DALLAS (CBSDFW.COM) – As Ferguson, Missouri, erupted into riots and angry protests, the nation’s reaction to the unrest quite predictably split along racial lines.
According to a national survey conducted August 14-17 by the Pew Research Center, blacks were about twice as likely as whites to say that the shooting of Michael Brown, an unarmed black teen by a white police officer, raised important issues about race that warranted further discussion.
“I’m just so weary that it’s 2014 and we’re still having these conversations,” said Beverly Wright. But, she also insists that riots are not the solution, either. “Most of the time when riots happen, they happen in the neighborhood of the people that don’t have anything in the first place. There are other ways to get attention to the issue.”
As chairperson of the Dallas Dinner Table, Wright believes strongly that the way to chip away at the racial tensions that so often set the stage for unrest is to talk about the largely avoided topic of race. It is what Wright calls the “heart work” that needs to fill in the gaps that the “head work”, the laws and policies, cannot touch.
“The heart work is what happens when you have people sit around and talk about these uncomfortable issues.” And that’s the goal of Dallas Dinner Table.
The Dallas Dinner Table was created in 1999 through the efforts of the Leadership Dallas Alumni.
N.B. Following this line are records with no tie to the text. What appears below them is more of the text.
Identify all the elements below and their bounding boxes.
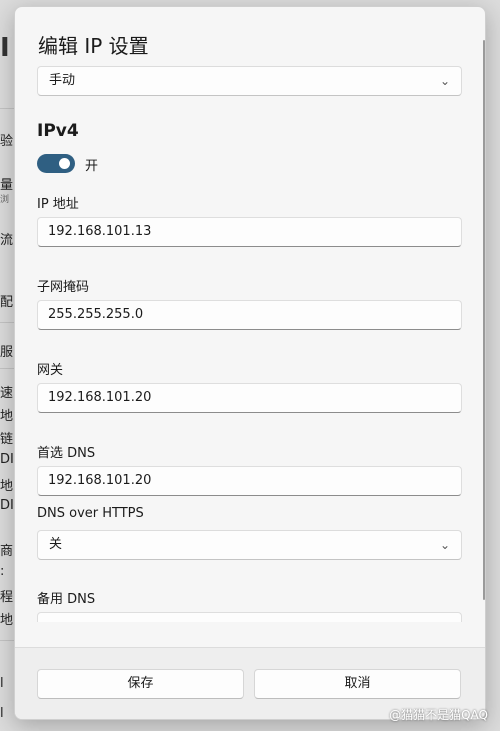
bg-text: 速	[0, 386, 14, 401]
ip-mode-value: 手动	[49, 73, 76, 88]
dns-over-https-value: 关	[49, 537, 63, 552]
dialog-title: 编辑 IP 设置	[38, 34, 149, 58]
save-button[interactable]: 保存	[37, 669, 244, 699]
alternate-dns-label: 备用 DNS	[37, 592, 96, 607]
bg-text: DI	[0, 452, 14, 467]
bg-text: l	[0, 706, 4, 721]
ip-mode-dropdown[interactable]: 手动 ⌄	[37, 66, 462, 96]
bg-text: 服	[0, 345, 14, 360]
dialog-scrollbar[interactable]	[483, 40, 485, 600]
bg-text: 浏	[0, 195, 10, 205]
bg-text: 商	[0, 544, 14, 559]
subnet-mask-label: 子网掩码	[37, 280, 90, 295]
ip-address-label: IP 地址	[37, 197, 79, 212]
watermark: @猫猫不是猫QAQ	[389, 708, 488, 722]
bg-text: 配	[0, 295, 14, 310]
bg-text: 地	[0, 479, 14, 494]
bg-text: 地	[0, 409, 14, 424]
bg-divider	[0, 108, 14, 109]
bg-text: 地	[0, 613, 14, 628]
ipv4-toggle-label: 开	[85, 159, 99, 174]
bg-text: DI	[0, 498, 14, 513]
dns-over-https-label: DNS over HTTPS	[37, 506, 144, 521]
edit-ip-settings-dialog: 编辑 IP 设置 手动 ⌄ IPv4 开 IP 地址 192.168.101.1…	[14, 6, 486, 720]
ipv4-section-title: IPv4	[37, 121, 79, 141]
bg-text: 量	[0, 178, 14, 193]
ipv4-toggle[interactable]	[37, 154, 75, 173]
chevron-down-icon: ⌄	[439, 538, 450, 552]
bg-text: l	[0, 676, 4, 691]
gateway-label: 网关	[37, 363, 64, 378]
bg-divider	[0, 640, 14, 641]
toggle-knob	[59, 158, 70, 169]
preferred-dns-label: 首选 DNS	[37, 446, 96, 461]
gateway-input[interactable]: 192.168.101.20	[37, 383, 462, 413]
dns-over-https-dropdown[interactable]: 关 ⌄	[37, 530, 462, 560]
chevron-down-icon: ⌄	[439, 74, 450, 88]
ip-address-input[interactable]: 192.168.101.13	[37, 217, 462, 247]
bg-text: I	[0, 33, 10, 63]
bg-text: :	[0, 564, 5, 579]
alternate-dns-input[interactable]	[37, 612, 462, 622]
bg-text: 链	[0, 432, 14, 447]
bg-text: 程	[0, 590, 14, 605]
cancel-button[interactable]: 取消	[254, 669, 461, 699]
preferred-dns-input[interactable]: 192.168.101.20	[37, 466, 462, 496]
bg-divider	[0, 368, 14, 369]
bg-text: 流	[0, 233, 14, 248]
bg-text: 验	[0, 134, 14, 149]
bg-divider	[0, 322, 14, 323]
subnet-mask-input[interactable]: 255.255.255.0	[37, 300, 462, 330]
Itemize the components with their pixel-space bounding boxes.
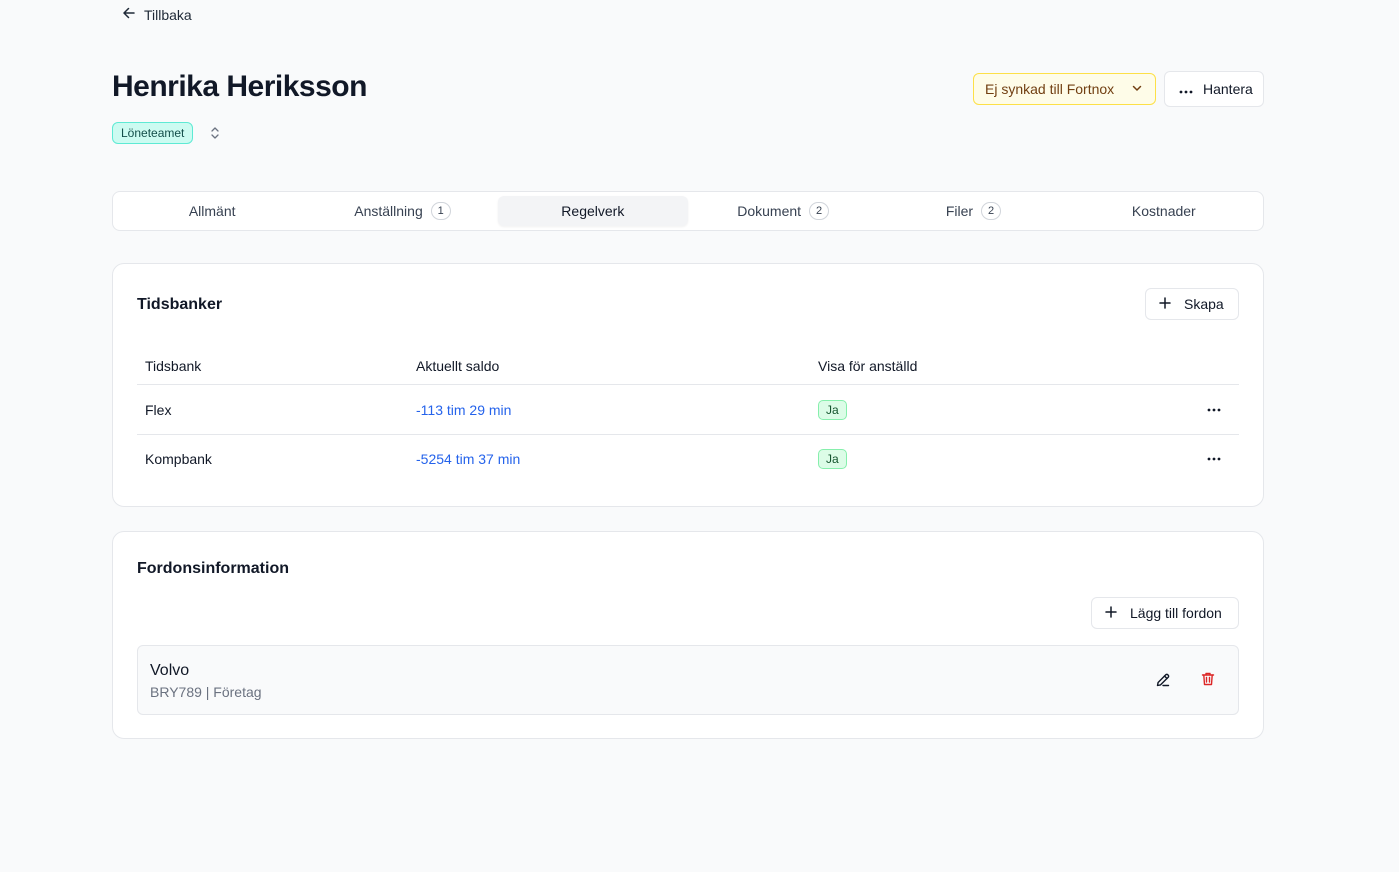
create-label: Skapa [1184,296,1224,312]
team-badge: Löneteamet [112,122,194,144]
tab-label: Regelverk [561,203,625,219]
tab-employment[interactable]: Anställning 1 [307,196,497,226]
ellipsis-icon[interactable] [1207,457,1221,461]
team-row: Löneteamet [112,122,221,144]
tab-bar: Allmänt Anställning 1 Regelverk Dokument… [112,191,1264,231]
tab-label: Allmänt [188,203,236,219]
manage-button[interactable]: Hantera [1164,71,1264,107]
timebanks-table: Tidsbank Aktuellt saldo Visa för anställ… [137,348,1239,483]
timebanks-card: Tidsbanker Skapa Tidsbank Aktuellt saldo… [112,263,1264,507]
ellipsis-icon[interactable] [1207,408,1221,412]
back-label: Tillbaka [144,6,192,23]
vehicles-card: Fordonsinformation Lägg till fordon Volv… [112,531,1264,739]
column-header: Visa för anställd [818,358,918,374]
tab-label: Kostnader [1131,203,1196,219]
pencil-icon[interactable] [1155,672,1171,688]
create-timebank-button[interactable]: Skapa [1145,288,1239,320]
column-header: Aktuellt saldo [416,358,500,374]
manage-label: Hantera [1203,81,1253,97]
show-to-employee-badge: Ja [818,449,847,469]
add-vehicle-label: Lägg till fordon [1130,605,1222,621]
chevron-up-down-icon[interactable] [209,125,221,141]
tab-count-badge: 1 [430,202,451,220]
tab-label: Dokument [737,203,802,219]
timebank-name: Kompbank [145,451,212,467]
timebank-name: Flex [145,401,172,418]
tab-label: Anställning [354,203,423,219]
sync-status-label: Ej synkad till Fortnox [985,81,1115,97]
timebank-balance-link[interactable]: -113 tim 29 min [416,402,511,418]
tab-count-badge: 2 [981,202,1002,220]
back-link[interactable]: Tillbaka [122,6,192,23]
tab-costs[interactable]: Kostnader [1069,196,1259,226]
trash-icon[interactable] [1200,671,1216,687]
show-to-employee-badge: Ja [818,399,847,420]
chevron-down-icon [1131,81,1143,97]
arrow-left-icon [122,6,136,23]
timebanks-title: Tidsbanker [137,296,223,313]
tab-count-badge: 2 [809,202,830,220]
tab-documents[interactable]: Dokument 2 [688,196,878,226]
table-row: Kompbank -5254 tim 37 min Ja [137,434,1239,483]
plus-icon [1158,296,1172,313]
table-row: Flex -113 tim 29 min Ja [137,385,1239,434]
tab-label: Filer [945,203,974,219]
add-vehicle-button[interactable]: Lägg till fordon [1091,597,1239,629]
vehicles-title: Fordonsinformation [137,560,289,577]
tab-general[interactable]: Allmänt [117,196,307,226]
vehicle-meta: BRY789 | Företag [150,684,262,700]
tab-rules[interactable]: Regelverk [497,196,688,226]
vehicle-name: Volvo [150,662,190,679]
tab-files[interactable]: Filer 2 [878,196,1068,226]
page-title: Henrika Heriksson [112,70,367,103]
column-header: Tidsbank [145,358,202,374]
plus-icon [1104,605,1118,622]
ellipsis-icon [1179,81,1193,97]
fortnox-sync-dropdown[interactable]: Ej synkad till Fortnox [973,73,1156,105]
table-header: Tidsbank Aktuellt saldo Visa för anställ… [137,348,1239,385]
list-item: Volvo BRY789 | Företag [137,645,1239,715]
timebank-balance-link[interactable]: -5254 tim 37 min [416,451,520,467]
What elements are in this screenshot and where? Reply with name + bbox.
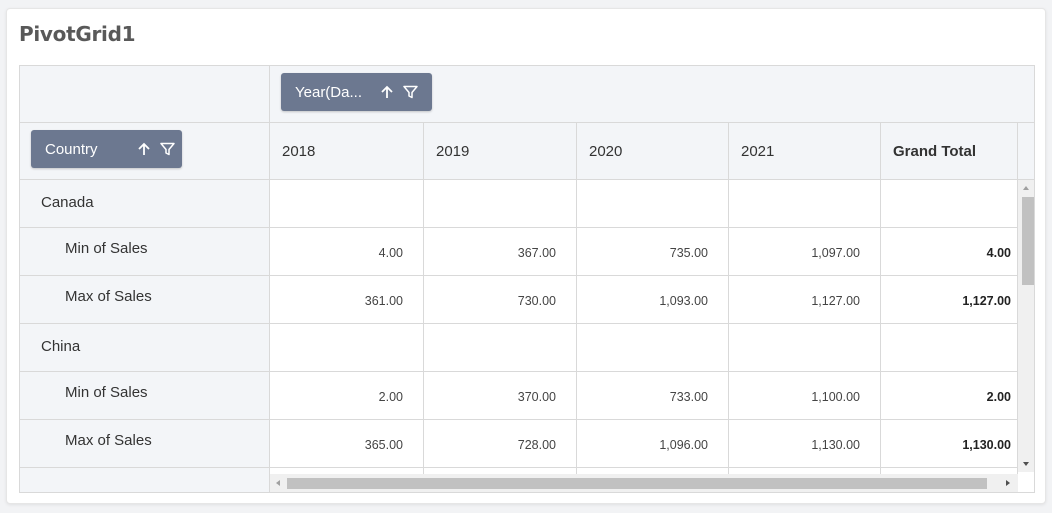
value-cell[interactable]: 1,130.00 [881, 420, 1018, 468]
row-header-measure[interactable]: Max of Sales [20, 276, 270, 324]
column-header[interactable]: 2021 [729, 123, 881, 180]
value-cell[interactable] [881, 324, 1018, 372]
pivot-grid: Year(Da... Country 2018 2019 2020 2021 Grand… [19, 65, 1035, 493]
value-cell[interactable] [729, 180, 881, 228]
horizontal-scrollbar[interactable] [270, 474, 1018, 492]
vertical-scroll-thumb[interactable] [1022, 197, 1034, 285]
column-header[interactable]: 2020 [577, 123, 729, 180]
horizontal-scroll-thumb[interactable] [287, 478, 987, 489]
page-title: PivotGrid1 [19, 22, 136, 46]
row-field-label: Country [45, 140, 98, 158]
value-cell[interactable] [577, 180, 729, 228]
value-cell[interactable] [270, 180, 424, 228]
column-header[interactable]: 2018 [270, 123, 424, 180]
value-cell[interactable] [729, 324, 881, 372]
value-cell[interactable]: 367.00 [424, 228, 577, 276]
value-cell[interactable]: 728.00 [424, 420, 577, 468]
row-header-measure[interactable]: Min of Sales [20, 228, 270, 276]
value-cell[interactable]: 733.00 [577, 372, 729, 420]
filter-icon[interactable] [160, 141, 176, 157]
scroll-down-arrow[interactable] [1023, 462, 1029, 466]
scroll-left-arrow[interactable] [276, 480, 280, 486]
column-header-grand-total[interactable]: Grand Total [881, 123, 1018, 180]
value-cell[interactable] [424, 180, 577, 228]
value-cell[interactable]: 2.00 [270, 372, 424, 420]
value-cell[interactable]: 735.00 [577, 228, 729, 276]
value-cell[interactable]: 1,093.00 [577, 276, 729, 324]
row-header-group[interactable]: China [20, 324, 270, 372]
column-field-label: Year(Da... [295, 83, 362, 101]
row-header-measure[interactable]: Min of Sales [20, 372, 270, 420]
vertical-scrollbar[interactable] [1018, 180, 1034, 472]
arrow-up-icon[interactable] [136, 141, 152, 157]
value-cell[interactable]: 361.00 [270, 276, 424, 324]
value-cell[interactable]: 1,127.00 [881, 276, 1018, 324]
row-header-partial [20, 468, 270, 492]
row-header-measure[interactable]: Max of Sales [20, 420, 270, 468]
scroll-up-arrow[interactable] [1023, 186, 1029, 190]
value-cell[interactable] [577, 324, 729, 372]
value-cell[interactable]: 2.00 [881, 372, 1018, 420]
row-field-chip[interactable]: Country [31, 130, 182, 168]
value-cell[interactable]: 4.00 [270, 228, 424, 276]
column-header[interactable]: 2019 [424, 123, 577, 180]
value-cell[interactable]: 1,100.00 [729, 372, 881, 420]
filter-icon[interactable] [403, 84, 419, 100]
value-cell[interactable] [424, 324, 577, 372]
value-cell[interactable]: 1,097.00 [729, 228, 881, 276]
value-cell[interactable]: 1,096.00 [577, 420, 729, 468]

The group was searching for a way to address racial tensions and mistrust following the dragging death of James Byrd in Jasper, Texas. The goal was to encourage communication about race and ethnicity without judgment or fear of attack.
The event was held from 2002-2009, with over 5,000 people participating. Now as an independent non-profit, the Dallas Dinner Table was revived in 2014. Supporters have an ambitious goal of taking the program nationwide.
“With what just happened in Ferguson, there’s just no doubt that a million people sitting down having dinner should be everybody’s goal,” said Peter Aguirre, a frequent facilitator of the dinners that are held in January to mark the Martin Luther King Jr. holiday. “The only question should be ‘how fast can we get there?’”
Aguirre says his father was a Dallas city councilman when Santos Rodriguez was killed and “it just troubles me that not that much has changed.”
Still, 70-year-old Bernie Mayoff—also a DDT veteran—believes that Dallas’ willingness to address racial issues has provided some insulation from the riots that rocked Ferguson. “I don’t think it would have happened here,” said Mayoff, who said he made his first trip to South Dallas [beyond the State Fair], to participate in one of the dinners. “They stop becoming ‘they’… you build that bridge.”
Mayoff grew up in Chicago. His father was a business owner, but his drug store was burned in the riots that followed the King assassination.
Despite the events and the impact on his family Mayoff said his parents were clear about right and wrong. “They [parents] taught us the right things, whether they believed it all themselves or not. But, they taught us to deal with people, as people.”
And while Wright says it is often an exhausting battle—she sees it as one that is owed future generations. “People want to talk about it [race] in a safe place where what they’re thinking and feeling is not misconstrued.”
Over the years, Wright said she has seen hearts soften and minds open. “One year a young white man said affirmative action had killed his father’s small trucking firm,” she recalled. “No one said anything.”
The rules that govern participation insist that no statements can be challenged… the goal is to allow each diner to share his/her perspective on race freely. But, by the end of the evening, “in three and a half hours, he had moved from blaming affirmative action for the failure of his father’s trucking firm, to just being open a little bit to something else that could have been true. I will always remember: he said ‘maybe my father was just a poor business man.’”
Registration for the 2014 Dallas Dinner Table is expected to get underway later this fall.